Message  Narbah le Dim 28 Fév 2010 - 15:54

L’homme qui regardait passer les voitures (partie 1).


Cet univers à-t-il un sens ?(…) : le sens que nous lui donnons. (Albert Jacquard)
C’était un homme qui avant d’être un homme, à l’école déjà, ne disait pas grand chose mais n’en pensait pas moins.
Ce qu’il pensait était sourd, confus et puissant. Il comptait bien profiter de son existence. Mais la destinée n’est pas toujours conforme aux attentes des jeunes gens.
Après le brevet, il avait fallu entrer en usine.
Chaque matin à sept heures, il passait la grille de la Société Industrielle de Mécanique Aéronavale (SIMA) en poussant son vélo et en portant une musette (marque Quechua) contenant un casse croute coupe faim pour la pause de dix heures. Il travaillait dans les ateliers. À midi, il mangeait à la cantine, généralement seul à une table. Il n’avait pas l’intention de passer sa vie à faire ce boulot, à rester dans ce milieu médiocre. Mais que faire ? Cette question, il se donnait le temps d’y réfléchir chaque après midi.
L’avantage de commencer de bonne heure, c’est qu’on finit tôt. A seize heures au plus tard, il franchissait les grilles de la SIMA et il était libre jusqu’au lendemain. La plupart de ses compagnons de travail profitaient de ces fins d’après midi pour pratiquer un sport bricoler ceci ou cela chez eux, ou taper le carton au bistrot. Lui non. Il lui semblait qu’en organisant son temps libre il tisserait lui même la toile de son emprisonnement.
Donc, pas d’organisation.
Il prenait son vélo et partait en exploration. Mais en allant chaque jour d’un même point pour arriver à un même autre, même avec du temps, que ce soit à pied, en vélo ou en voiture, on épuise vite toutes les possibilités. Il ne fallu pas bien longtemps pour que le parcours se stabilise et que l’exploration projetée au départ ne se transforme en routine. Le détour important qu’il faisait pour rentrer chez lui était le plus ennuyeux trajet possible : des rues tristes, des chemins déserts au milieu de champs de betteraves, des routes de campagne bornées d’entreprises de travaux publics et de remises agricoles. Il ne voulait pas voir de monde, ou plutôt ne pas être vu par trop de monde.

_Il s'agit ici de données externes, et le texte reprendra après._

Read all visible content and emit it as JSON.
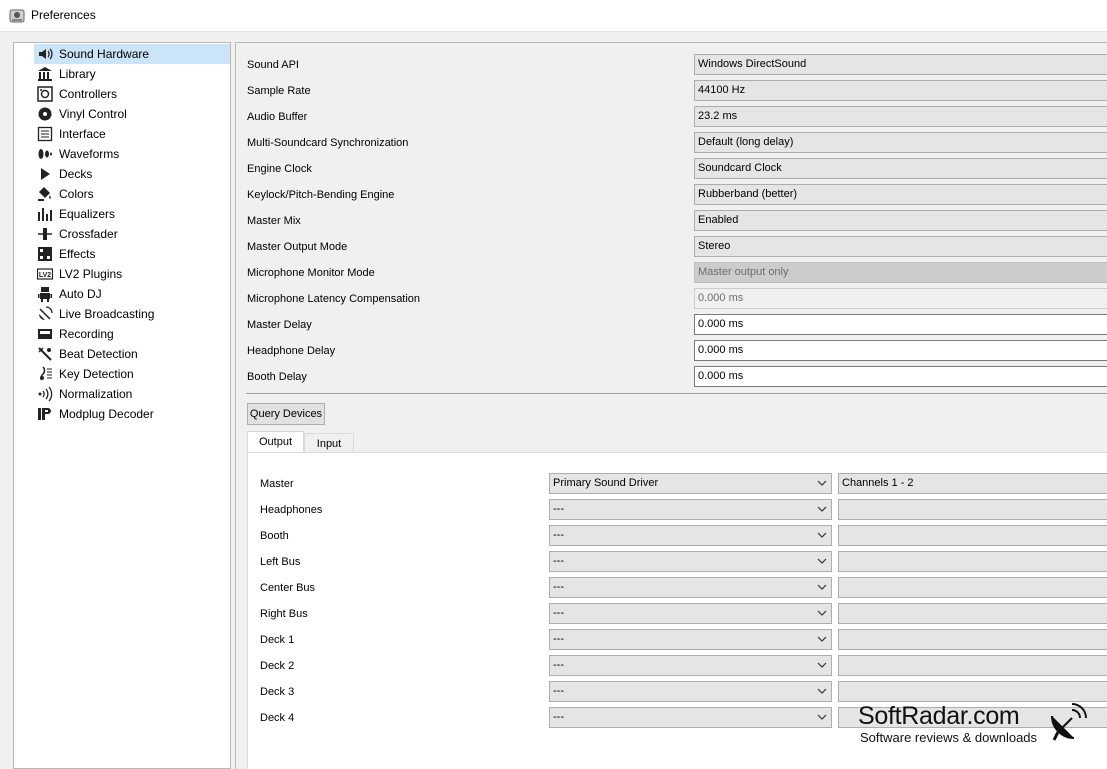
{
  "window": {
    "title": "Preferences"
  },
  "sidebar": {
    "items": [
      {
        "label": "Sound Hardware",
        "icon": "speaker-icon",
        "selected": true
      },
      {
        "label": "Library",
        "icon": "library-icon"
      },
      {
        "label": "Controllers",
        "icon": "controller-icon"
      },
      {
        "label": "Vinyl Control",
        "icon": "vinyl-icon"
      },
      {
        "label": "Interface",
        "icon": "interface-icon"
      },
      {
        "label": "Waveforms",
        "icon": "waveform-icon"
      },
      {
        "label": "Decks",
        "icon": "play-icon"
      },
      {
        "label": "Colors",
        "icon": "paint-bucket-icon"
      },
      {
        "label": "Equalizers",
        "icon": "equalizer-icon"
      },
      {
        "label": "Crossfader",
        "icon": "crossfader-icon"
      },
      {
        "label": "Effects",
        "icon": "effects-icon"
      },
      {
        "label": "LV2 Plugins",
        "icon": "lv2-icon"
      },
      {
        "label": "Auto DJ",
        "icon": "robot-icon"
      },
      {
        "label": "Live Broadcasting",
        "icon": "satellite-icon"
      },
      {
        "label": "Recording",
        "icon": "recording-icon"
      },
      {
        "label": "Beat Detection",
        "icon": "beat-detection-icon"
      },
      {
        "label": "Key Detection",
        "icon": "key-detection-icon"
      },
      {
        "label": "Normalization",
        "icon": "normalization-icon"
      },
      {
        "label": "Modplug Decoder",
        "icon": "modplug-icon"
      }
    ]
  },
  "settings": {
    "rows": [
      {
        "label": "Sound API",
        "value": "Windows DirectSound",
        "kind": "combo"
      },
      {
        "label": "Sample Rate",
        "value": "44100 Hz",
        "kind": "combo"
      },
      {
        "label": "Audio Buffer",
        "value": "23.2 ms",
        "kind": "combo"
      },
      {
        "label": "Multi-Soundcard Synchronization",
        "value": "Default (long delay)",
        "kind": "combo"
      },
      {
        "label": "Engine Clock",
        "value": "Soundcard Clock",
        "kind": "combo"
      },
      {
        "label": "Keylock/Pitch-Bending Engine",
        "value": "Rubberband (better)",
        "kind": "combo"
      },
      {
        "label": "Master Mix",
        "value": "Enabled",
        "kind": "combo"
      },
      {
        "label": "Master Output Mode",
        "value": "Stereo",
        "kind": "combo"
      },
      {
        "label": "Microphone Monitor Mode",
        "value": "Master output only",
        "kind": "combo-disabled"
      },
      {
        "label": "Microphone Latency Compensation",
        "value": "0.000 ms",
        "kind": "edit-disabled"
      },
      {
        "label": "Master Delay",
        "value": "0.000 ms",
        "kind": "edit"
      },
      {
        "label": "Headphone Delay",
        "value": "0.000 ms",
        "kind": "edit"
      },
      {
        "label": "Booth Delay",
        "value": "0.000 ms",
        "kind": "edit"
      }
    ]
  },
  "query_button": {
    "label": "Query Devices"
  },
  "tabs": [
    {
      "label": "Output",
      "active": true
    },
    {
      "label": "Input",
      "active": false
    }
  ],
  "outputs": [
    {
      "label": "Master",
      "device": "Primary Sound Driver",
      "channels": "Channels 1 - 2"
    },
    {
      "label": "Headphones",
      "device": "---",
      "channels": ""
    },
    {
      "label": "Booth",
      "device": "---",
      "channels": ""
    },
    {
      "label": "Left Bus",
      "device": "---",
      "channels": ""
    },
    {
      "label": "Center Bus",
      "device": "---",
      "channels": ""
    },
    {
      "label": "Right Bus",
      "device": "---",
      "channels": ""
    },
    {
      "label": "Deck 1",
      "device": "---",
      "channels": ""
    },
    {
      "label": "Deck 2",
      "device": "---",
      "channels": ""
    },
    {
      "label": "Deck 3",
      "device": "---",
      "channels": ""
    },
    {
      "label": "Deck 4",
      "device": "---",
      "channels": ""
    }
  ],
  "watermark": {
    "main": "SoftRadar.com",
    "sub": "Software reviews & downloads"
  },
  "colors": {
    "selection": "#cce4f7",
    "combo_bg": "#e5e5e5",
    "border": "#adadad"
  }
}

Le temps passe qu’on le veuille ou non.
Il s’était marié avec sa femme. C’était la fille des voisins. Elle travaillait aussi à la SIMA mais dans les bureaux. Il l’avait rencontrée au mariage de son cousin. L’alcool aidant, il l’avait mise enceinte du premier coup. ils avaient donc dû se marier et acheter un pavillon à côté de chez les parents. Après quelques années de vie commune, elle avait tenu à participer au réveillon du comité d’entreprise. L’alcool aidant, ils avaient fait la petite deuxième avec la même facilité que le garçon. Le choix du roi, comme on dit.
A présent , malgré l’achat d’une voiture, il était admis qu’il “faisait du vélo”, ce qui a tout prendre "est meilleur pour la santé et pour la planète". Mais notre homme n’avait pas renoncé : il réfléchissait chaque jour a son destin.
Il avait ritualisé ce vagabondage frondeur en posant comme point le plus éloigné de son détour quotidien le pont sur l’autoroute. C’est un drôle d’endroit . Un chemin bitumé où ne passaient que très rarement des tracteurs verts aux roues gigantesques, pleines de crotte, conduits par des jeunes à la nuque épaisse. Aucun d’entre eux n’avait jamais fait mine de trouver sa présence anormale.
Il appuyait sa bicyclette contre le garde fou.
C’était un endroit central, environné de tous côtés par la vastitude. La plaine alentour n’était cabossée que par de rares mamelons et quelques tertres cernés de thuyas où trônaient, comme sur des socles, de petites villas avec une baie vitrée et un portique de balançoire à côté. A quelques distance, anachronique, plantée au centre d’un champs, une petite grange de pierre décrépies couverte de tags à laquelle ne menait aucun chemin.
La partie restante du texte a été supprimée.